If there is a very small amount of algae bloom in the pond then you will find oxygen and 
carbon dioxide levels will not change significantly between early morning and late 
afternoon. On the other hand dense pea soup type water will show very significant 
variations. 

The first thing to realize is that oxygen concentrations are highest in winter because water 
is cooler. Because oxygen concentrations are high the oxygen reserve is not depleted as 
quickly during the night. Plant and animal life has also slowed down significantly. On occasions fish in ponds with no fountains or waterfalls may look listless in winter due to carbon dioxide levels being excessive but this is normally associated with a long run of calm dull days - in these circumstances there is no natural wave action to allow oxygen to be transferred to the water. The problem quickly sorts itself out when windy and bright weather returns. In summer water will hold much less oxygen and the animal and plant life (algae) is also thriving due to higher temperatures along with more nutrients in the water associated 
with feeding fish. The living organisms are therefore emitting more carbon dioxide in a 
situation of potentially disastrously low oxygen levels. Fish then die from lack of oxygen 
and suffocate. 

Experts advise that all ponds should be aerated using either a simple fountain or waterfall 
at least. One of the best and most economical ways to aerate is the use of venturi’s. You 
can never have too much additional aeration. 

Aeration of pond water achieves two things both of which are very good for pond water 
and your fish: 

1. Oxygen levels increase. 
2. Carbon dioxide is "blown" out of the water and this tends to push up and stabilize pH 
levels with proper buffering. 
3. ORP and water quality increases.
Remember there should only be 3 things in your pond, water, fish and air. You 
can add plants to this list too. 

Aeration also protects against those algae blooms and their dying - when they die they rot 
and release carbon dioxide by using up the oxygen resource in the water. 

In conclusion please remember it is very difficult to over-aerate a pond and aeration has 
all round major advantages in a pond.
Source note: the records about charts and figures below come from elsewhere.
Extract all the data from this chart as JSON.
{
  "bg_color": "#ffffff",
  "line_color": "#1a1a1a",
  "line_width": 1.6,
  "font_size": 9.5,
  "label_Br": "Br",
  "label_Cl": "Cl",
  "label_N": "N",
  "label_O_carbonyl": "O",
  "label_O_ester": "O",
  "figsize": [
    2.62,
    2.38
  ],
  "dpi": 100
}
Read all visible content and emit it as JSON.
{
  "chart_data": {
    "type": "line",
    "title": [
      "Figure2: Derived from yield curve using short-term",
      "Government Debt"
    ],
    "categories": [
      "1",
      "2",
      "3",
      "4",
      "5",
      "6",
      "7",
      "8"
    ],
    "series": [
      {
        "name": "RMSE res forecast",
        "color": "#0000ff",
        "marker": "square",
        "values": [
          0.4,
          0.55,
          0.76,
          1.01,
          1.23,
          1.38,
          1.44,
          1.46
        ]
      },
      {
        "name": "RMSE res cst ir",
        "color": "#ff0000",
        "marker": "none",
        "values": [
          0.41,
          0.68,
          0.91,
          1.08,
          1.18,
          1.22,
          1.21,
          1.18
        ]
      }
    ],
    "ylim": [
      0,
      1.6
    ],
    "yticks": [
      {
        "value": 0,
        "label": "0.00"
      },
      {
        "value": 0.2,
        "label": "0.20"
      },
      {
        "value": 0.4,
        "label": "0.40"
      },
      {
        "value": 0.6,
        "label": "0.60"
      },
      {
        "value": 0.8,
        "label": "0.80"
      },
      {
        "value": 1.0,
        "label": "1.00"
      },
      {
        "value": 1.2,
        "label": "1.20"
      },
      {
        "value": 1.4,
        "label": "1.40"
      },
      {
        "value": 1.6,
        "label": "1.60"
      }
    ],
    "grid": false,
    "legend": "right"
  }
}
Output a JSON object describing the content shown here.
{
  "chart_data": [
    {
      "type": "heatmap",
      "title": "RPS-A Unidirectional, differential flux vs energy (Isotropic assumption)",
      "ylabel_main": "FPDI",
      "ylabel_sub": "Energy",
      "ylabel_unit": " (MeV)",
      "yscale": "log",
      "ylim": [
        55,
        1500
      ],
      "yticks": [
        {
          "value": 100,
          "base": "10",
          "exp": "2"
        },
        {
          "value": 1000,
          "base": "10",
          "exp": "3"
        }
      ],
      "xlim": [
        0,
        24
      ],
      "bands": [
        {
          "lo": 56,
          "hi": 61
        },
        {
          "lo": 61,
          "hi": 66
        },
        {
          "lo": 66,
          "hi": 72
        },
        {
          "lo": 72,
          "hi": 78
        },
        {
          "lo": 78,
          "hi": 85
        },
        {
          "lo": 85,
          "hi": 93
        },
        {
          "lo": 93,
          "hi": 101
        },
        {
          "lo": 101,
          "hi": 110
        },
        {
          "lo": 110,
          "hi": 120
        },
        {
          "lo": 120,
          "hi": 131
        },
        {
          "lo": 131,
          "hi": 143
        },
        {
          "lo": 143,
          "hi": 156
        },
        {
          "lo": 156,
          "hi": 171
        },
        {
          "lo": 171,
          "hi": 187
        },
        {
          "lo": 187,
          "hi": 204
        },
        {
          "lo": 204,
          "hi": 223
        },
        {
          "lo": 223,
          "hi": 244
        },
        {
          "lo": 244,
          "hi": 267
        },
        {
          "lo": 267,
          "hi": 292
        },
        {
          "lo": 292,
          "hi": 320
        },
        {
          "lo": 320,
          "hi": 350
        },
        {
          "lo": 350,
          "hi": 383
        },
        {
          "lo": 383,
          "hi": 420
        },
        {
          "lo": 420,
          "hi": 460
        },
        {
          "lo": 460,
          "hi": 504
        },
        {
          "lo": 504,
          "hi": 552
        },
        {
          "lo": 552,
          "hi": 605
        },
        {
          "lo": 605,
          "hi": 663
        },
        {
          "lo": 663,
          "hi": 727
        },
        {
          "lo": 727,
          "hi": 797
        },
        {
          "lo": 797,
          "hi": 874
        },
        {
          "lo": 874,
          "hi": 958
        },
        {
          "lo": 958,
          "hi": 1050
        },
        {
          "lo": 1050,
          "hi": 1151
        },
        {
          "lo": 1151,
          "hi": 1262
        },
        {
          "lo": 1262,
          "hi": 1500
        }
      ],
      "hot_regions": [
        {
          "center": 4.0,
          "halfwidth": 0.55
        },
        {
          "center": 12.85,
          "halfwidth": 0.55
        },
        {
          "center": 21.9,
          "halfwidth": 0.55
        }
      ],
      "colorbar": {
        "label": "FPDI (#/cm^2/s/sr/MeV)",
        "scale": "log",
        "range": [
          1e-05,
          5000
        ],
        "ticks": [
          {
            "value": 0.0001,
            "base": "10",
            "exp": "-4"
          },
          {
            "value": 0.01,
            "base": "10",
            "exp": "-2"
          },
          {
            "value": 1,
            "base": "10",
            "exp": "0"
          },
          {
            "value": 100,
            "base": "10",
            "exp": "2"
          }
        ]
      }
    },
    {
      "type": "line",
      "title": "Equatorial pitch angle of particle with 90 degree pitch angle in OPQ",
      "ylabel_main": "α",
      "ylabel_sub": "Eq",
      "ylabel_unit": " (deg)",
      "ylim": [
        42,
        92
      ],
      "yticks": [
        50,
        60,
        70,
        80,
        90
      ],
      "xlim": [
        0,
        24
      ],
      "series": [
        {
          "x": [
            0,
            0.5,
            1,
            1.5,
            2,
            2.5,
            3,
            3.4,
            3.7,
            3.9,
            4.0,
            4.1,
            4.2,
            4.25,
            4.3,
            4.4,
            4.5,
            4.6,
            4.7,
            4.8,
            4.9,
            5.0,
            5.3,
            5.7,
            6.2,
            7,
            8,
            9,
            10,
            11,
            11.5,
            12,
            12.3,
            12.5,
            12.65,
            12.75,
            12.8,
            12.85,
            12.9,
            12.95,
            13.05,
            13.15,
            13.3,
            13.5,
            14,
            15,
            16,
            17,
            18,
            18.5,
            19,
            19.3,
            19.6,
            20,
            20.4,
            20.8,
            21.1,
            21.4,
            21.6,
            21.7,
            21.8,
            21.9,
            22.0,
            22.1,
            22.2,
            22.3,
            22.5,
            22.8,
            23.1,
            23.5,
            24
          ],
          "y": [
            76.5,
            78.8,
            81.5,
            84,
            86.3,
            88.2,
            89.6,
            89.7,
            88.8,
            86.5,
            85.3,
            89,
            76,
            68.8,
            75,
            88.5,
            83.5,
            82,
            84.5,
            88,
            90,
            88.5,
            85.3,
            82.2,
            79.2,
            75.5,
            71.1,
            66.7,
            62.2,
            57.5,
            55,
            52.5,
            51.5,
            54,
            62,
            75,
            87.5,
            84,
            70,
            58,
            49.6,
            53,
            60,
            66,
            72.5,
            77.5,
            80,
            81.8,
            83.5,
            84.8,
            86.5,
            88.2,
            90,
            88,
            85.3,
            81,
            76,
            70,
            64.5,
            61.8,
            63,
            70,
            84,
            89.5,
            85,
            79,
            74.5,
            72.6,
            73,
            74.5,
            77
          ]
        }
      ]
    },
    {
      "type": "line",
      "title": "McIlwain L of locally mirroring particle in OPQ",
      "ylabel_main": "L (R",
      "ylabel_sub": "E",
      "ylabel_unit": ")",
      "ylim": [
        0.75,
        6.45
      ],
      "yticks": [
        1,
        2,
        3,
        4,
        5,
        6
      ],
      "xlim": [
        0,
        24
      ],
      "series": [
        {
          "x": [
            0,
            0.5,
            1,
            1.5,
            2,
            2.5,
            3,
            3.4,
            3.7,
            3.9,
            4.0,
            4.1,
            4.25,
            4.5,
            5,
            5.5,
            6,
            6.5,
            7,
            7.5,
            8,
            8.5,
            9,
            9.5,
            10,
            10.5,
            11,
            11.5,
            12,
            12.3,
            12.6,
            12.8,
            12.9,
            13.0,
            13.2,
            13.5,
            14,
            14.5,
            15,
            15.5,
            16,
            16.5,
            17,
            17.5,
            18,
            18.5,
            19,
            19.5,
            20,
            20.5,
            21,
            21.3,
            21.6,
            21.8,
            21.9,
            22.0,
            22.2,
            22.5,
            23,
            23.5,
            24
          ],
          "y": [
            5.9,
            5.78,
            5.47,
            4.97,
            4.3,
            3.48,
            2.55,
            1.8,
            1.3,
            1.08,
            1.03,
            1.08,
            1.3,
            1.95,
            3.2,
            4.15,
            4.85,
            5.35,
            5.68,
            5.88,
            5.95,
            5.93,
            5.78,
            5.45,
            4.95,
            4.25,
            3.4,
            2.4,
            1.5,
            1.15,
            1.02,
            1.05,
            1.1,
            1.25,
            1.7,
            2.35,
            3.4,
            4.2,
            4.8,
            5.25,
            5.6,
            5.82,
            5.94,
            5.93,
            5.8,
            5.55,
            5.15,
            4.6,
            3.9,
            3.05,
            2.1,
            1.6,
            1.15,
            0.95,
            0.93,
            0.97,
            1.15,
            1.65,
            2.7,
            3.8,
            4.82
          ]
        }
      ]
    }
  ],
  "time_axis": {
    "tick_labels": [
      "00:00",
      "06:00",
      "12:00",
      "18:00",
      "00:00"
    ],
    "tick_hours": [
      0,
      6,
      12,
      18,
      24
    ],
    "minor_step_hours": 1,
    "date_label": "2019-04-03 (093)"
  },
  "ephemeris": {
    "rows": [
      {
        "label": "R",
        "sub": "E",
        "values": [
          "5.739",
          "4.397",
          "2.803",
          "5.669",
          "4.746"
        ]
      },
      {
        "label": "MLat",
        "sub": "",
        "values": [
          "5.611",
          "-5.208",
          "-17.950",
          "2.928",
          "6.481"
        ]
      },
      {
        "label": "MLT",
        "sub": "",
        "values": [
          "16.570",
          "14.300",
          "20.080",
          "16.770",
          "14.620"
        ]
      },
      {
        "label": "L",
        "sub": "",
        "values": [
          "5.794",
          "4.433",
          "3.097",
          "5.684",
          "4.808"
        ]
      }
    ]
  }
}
The only downside is the minimal cost of a special 
aerating pump. All top koi keepers' ponds bubble with air as do their filters. 
Deeper ponds without waterfalls and/or fountains as the means of creating circulation or 
mixing during calm periods could be more prone to carbon dioxide problems. 
Aeration and water mixing (waterfalls and venturis) are the MOST effective methods of 
controlling potential carbon dioxide problems. 

Beware of algae blooms (green or brown cloudy water) especially in summer and 
especially during calm periods and when there is no waterfall, fountain or aeration.

Remembered something Joe White said: "If you can not hear your water and if your water is not moving you are not adding enough oxygen.